According to Justice BREnnan, the Court stands guilty today of creating a “disturbing anomaly” by, on the one hand, holding that undocumented aliens are “employees” within the meaning of the Act and so entitled to bring an unfair labor practice claim, but then, on the other hand, holding that these same employees are “effectively deprived of any remedy . . . .” See post, at 911. This argument completely ignores the fact that today’s decision leaves intact the cease and desist order imposed by the Board, see n. 7, supra, one of the Act’s traditional remedies for discriminatory discharge cases. Were petitioners to engage in similar illegal conduct, they would be subject to contempt proceedings and penalties. This threat of contempt sanctions thereby provides a significant deterrent against future violations of the Act. At the same time, we fully recognize that the reinstatement and backpay awards afford both more certain deterrence against unfair labor practices and more meaningful relief for the illegally discharged employees. Nevertheless, we remain bound to respect the directives of the INA as well as the NLRA and to guard against judicial distortion of the statutory limits placed by Congress on the Board’s remedial authority. Any other solution must be sought in Congress and not the courts.

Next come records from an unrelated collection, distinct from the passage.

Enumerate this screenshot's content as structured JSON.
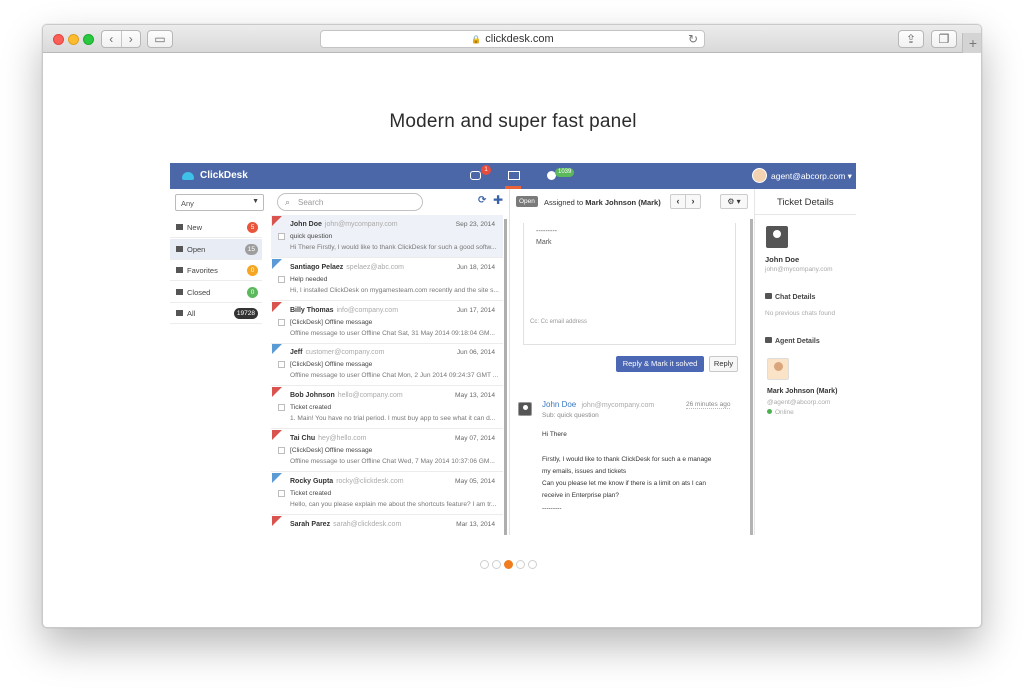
{
  "browser": {
    "url": "clickdesk.com"
  },
  "page": {
    "headline": "Modern and super fast panel"
  },
  "app": {
    "brand": "ClickDesk",
    "chat_badge": "1",
    "visitors_badge": "1039",
    "agent_email": "agent@abcorp.com",
    "colors": {
      "topbar": "#4c67a8",
      "accent_orange": "#e8633a",
      "primary_button": "#4c67b3"
    }
  },
  "filters": {
    "select_value": "Any",
    "items": [
      {
        "label": "New",
        "count": "5",
        "color": "#e8553a"
      },
      {
        "label": "Open",
        "count": "15",
        "color": "#9e9e9e"
      },
      {
        "label": "Favorites",
        "count": "0",
        "color": "#f5a623"
      },
      {
        "label": "Closed",
        "count": "0",
        "color": "#5cb85c"
      },
      {
        "label": "All",
        "count": "19728",
        "color": "#333333"
      }
    ]
  },
  "list": {
    "search_placeholder": "Search",
    "rows": [
      {
        "name": "John Doe",
        "email": "john@mycompany.com",
        "date": "Sep 23, 2014",
        "subject": "quick question",
        "preview": "Hi There Firstly, I would like to thank ClickDesk for such a good softw...",
        "flag": "#d9534f"
      },
      {
        "name": "Santiago Pelaez",
        "email": "spelaez@abc.com",
        "date": "Jun 18, 2014",
        "subject": "Help needed",
        "preview": "Hi, I installed ClickDesk on mygamesteam.com recently and the site s...",
        "flag": "#5b9bd5"
      },
      {
        "name": "Billy Thomas",
        "email": "info@company.com",
        "date": "Jun 17, 2014",
        "subject": "[ClickDesk] Offline message",
        "preview": "Offline message to user Offline Chat Sat, 31 May 2014 09:18:04 GM...",
        "flag": "#d9534f"
      },
      {
        "name": "Jeff",
        "email": "customer@company.com",
        "date": "Jun 06, 2014",
        "subject": "[ClickDesk] Offline message",
        "preview": "Offline message to user Offline Chat Mon, 2 Jun 2014 09:24:37 GMT ...",
        "flag": "#5b9bd5"
      },
      {
        "name": "Bob Johnson",
        "email": "hello@company.com",
        "date": "May 13, 2014",
        "subject": "Ticket created",
        "preview": "1. Main! You have no trial period. I must buy app to see what it can d...",
        "flag": "#d9534f"
      },
      {
        "name": "Tai Chu",
        "email": "hey@hello.com",
        "date": "May 07, 2014",
        "subject": "[ClickDesk] Offline message",
        "preview": "Offline message to user Offline Chat Wed, 7 May 2014 10:37:06 GM...",
        "flag": "#d9534f"
      },
      {
        "name": "Rocky Gupta",
        "email": "rocky@clickdesk.com",
        "date": "May 05, 2014",
        "subject": "Ticket created",
        "preview": "Hello, can you please explain me about the shortcuts feature? I am tr...",
        "flag": "#5b9bd5"
      },
      {
        "name": "Sarah Parez",
        "email": "sarah@clickdesk.com",
        "date": "Mar 13, 2014",
        "subject": "",
        "preview": "",
        "flag": "#d9534f"
      }
    ]
  },
  "detail": {
    "status_tag": "Open",
    "assigned_prefix": "Assigned to",
    "assigned_name": "Mark Johnson (Mark)",
    "compose_dash": "---------",
    "compose_signature": "Mark",
    "cc_placeholder": "Cc: Cc email address",
    "reply_solve_label": "Reply & Mark it solved",
    "reply_label": "Reply",
    "message": {
      "name": "John Doe",
      "email": "john@mycompany.com",
      "time": "26 minutes ago",
      "subject": "Sub: quick question",
      "lines": [
        "Hi There",
        "Firstly, I would like to thank ClickDesk for such a e manage",
        "my emails, issues and tickets",
        "Can you please let me know if there is a limit on ats I can",
        "receive in Enterprise plan?",
        "---------"
      ]
    }
  },
  "ticket": {
    "title": "Ticket Details",
    "customer_name": "John Doe",
    "customer_email": "john@mycompany.com",
    "chat_details_label": "Chat Details",
    "no_chats": "No previous chats found",
    "agent_details_label": "Agent Details",
    "agent_name": "Mark Johnson (Mark)",
    "agent_email": "@agent@abcorp.com",
    "agent_status": "Online"
  },
  "pagination": {
    "count": 5,
    "active_index": 2
  }
}
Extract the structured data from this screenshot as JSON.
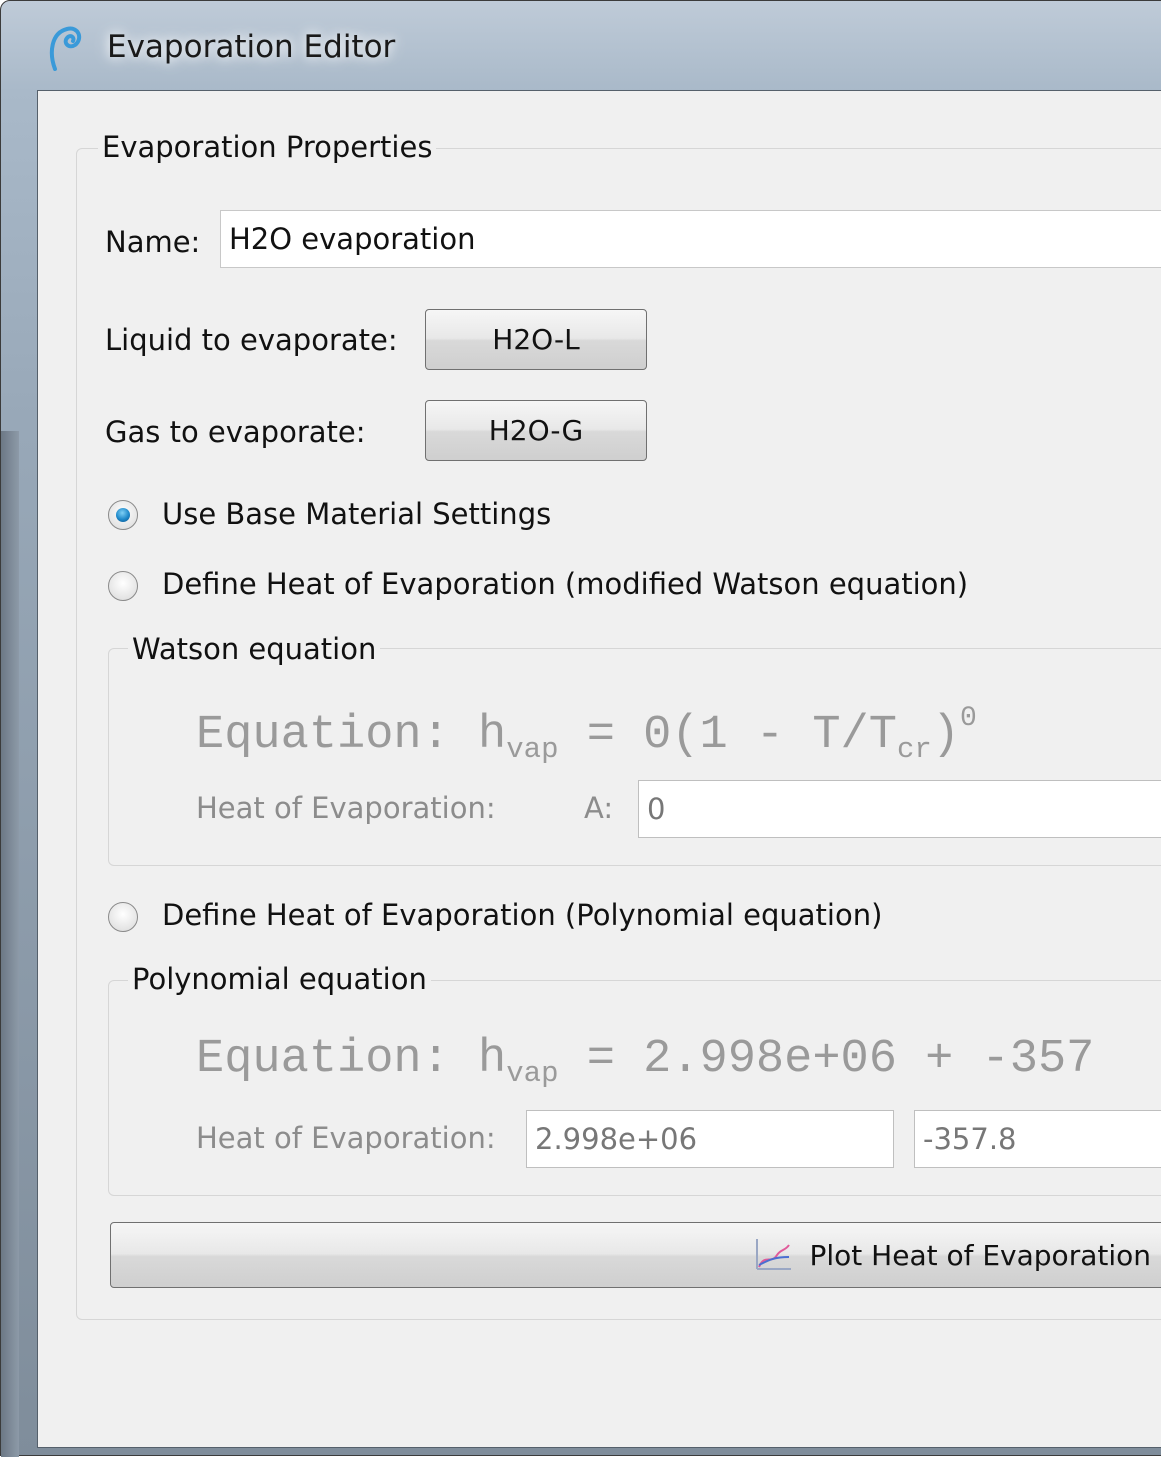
{
  "window": {
    "title": "Evaporation Editor",
    "icon": "app-swirl-icon"
  },
  "properties": {
    "group_title": "Evaporation Properties",
    "name_label": "Name:",
    "name_value": "H2O evaporation",
    "liquid_label": "Liquid to evaporate:",
    "liquid_button": "H2O-L",
    "gas_label": "Gas to evaporate:",
    "gas_button": "H2O-G"
  },
  "options": {
    "base": "Use Base Material Settings",
    "watson": "Define Heat of Evaporation (modified Watson equation)",
    "polynomial": "Define Heat of Evaporation (Polynomial equation)",
    "selected": "base"
  },
  "watson": {
    "group_title": "Watson equation",
    "eq_prefix": "Equation: h",
    "eq_sub": "vap",
    "eq_mid": " = 0(1 - T/T",
    "eq_sub2": "cr",
    "eq_close": ")",
    "eq_exp": "0",
    "heat_label": "Heat of Evaporation:",
    "a_label": "A:",
    "a_value": "0"
  },
  "polynomial": {
    "group_title": "Polynomial equation",
    "eq_prefix": "Equation: h",
    "eq_sub": "vap",
    "eq_rest": " = 2.998e+06 + -357",
    "heat_label": "Heat of Evaporation:",
    "c0_value": "2.998e+06",
    "c1_value": "-357.8"
  },
  "plot_button": {
    "label": "Plot Heat of Evaporation",
    "icon": "chart-line-icon"
  },
  "colors": {
    "radio_selected": "#1e88c9",
    "disabled_text": "#8c8c8c"
  }
}
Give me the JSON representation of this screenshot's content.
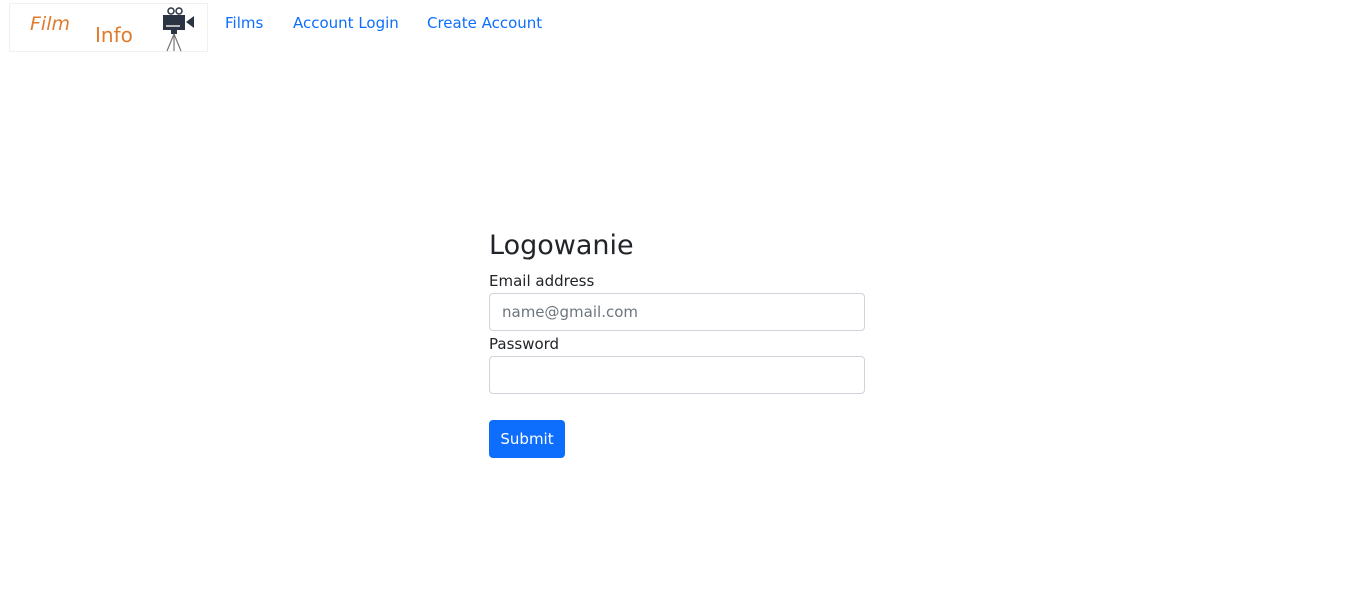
{
  "logo": {
    "word1": "Film",
    "word2": "Info",
    "icon": "movie-camera-icon"
  },
  "nav": [
    {
      "label": "Films"
    },
    {
      "label": "Account Login"
    },
    {
      "label": "Create Account"
    }
  ],
  "form": {
    "title": "Logowanie",
    "email_label": "Email address",
    "email_placeholder": "name@gmail.com",
    "email_value": "",
    "password_label": "Password",
    "password_value": "",
    "submit_label": "Submit"
  },
  "colors": {
    "accent": "#0d6efd",
    "logo": "#e07b2e"
  }
}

In light of our disposition of this issue, we find it unnecessary to consider petitioners’ claim that the minimum backpay awards are “punitive,” and hence beyond the authority of the Board under Republic Steel Corp. v. NLRB, 311 U. S. 7, 9-12 (1940). We may thus avoid entering into what we have previously deemed “the bog of logomachy” as to what is “remedial” and what is “punitive.” NLRB v. Seven-Up Bottling Co., 344 U. S. 344, 348 (1953).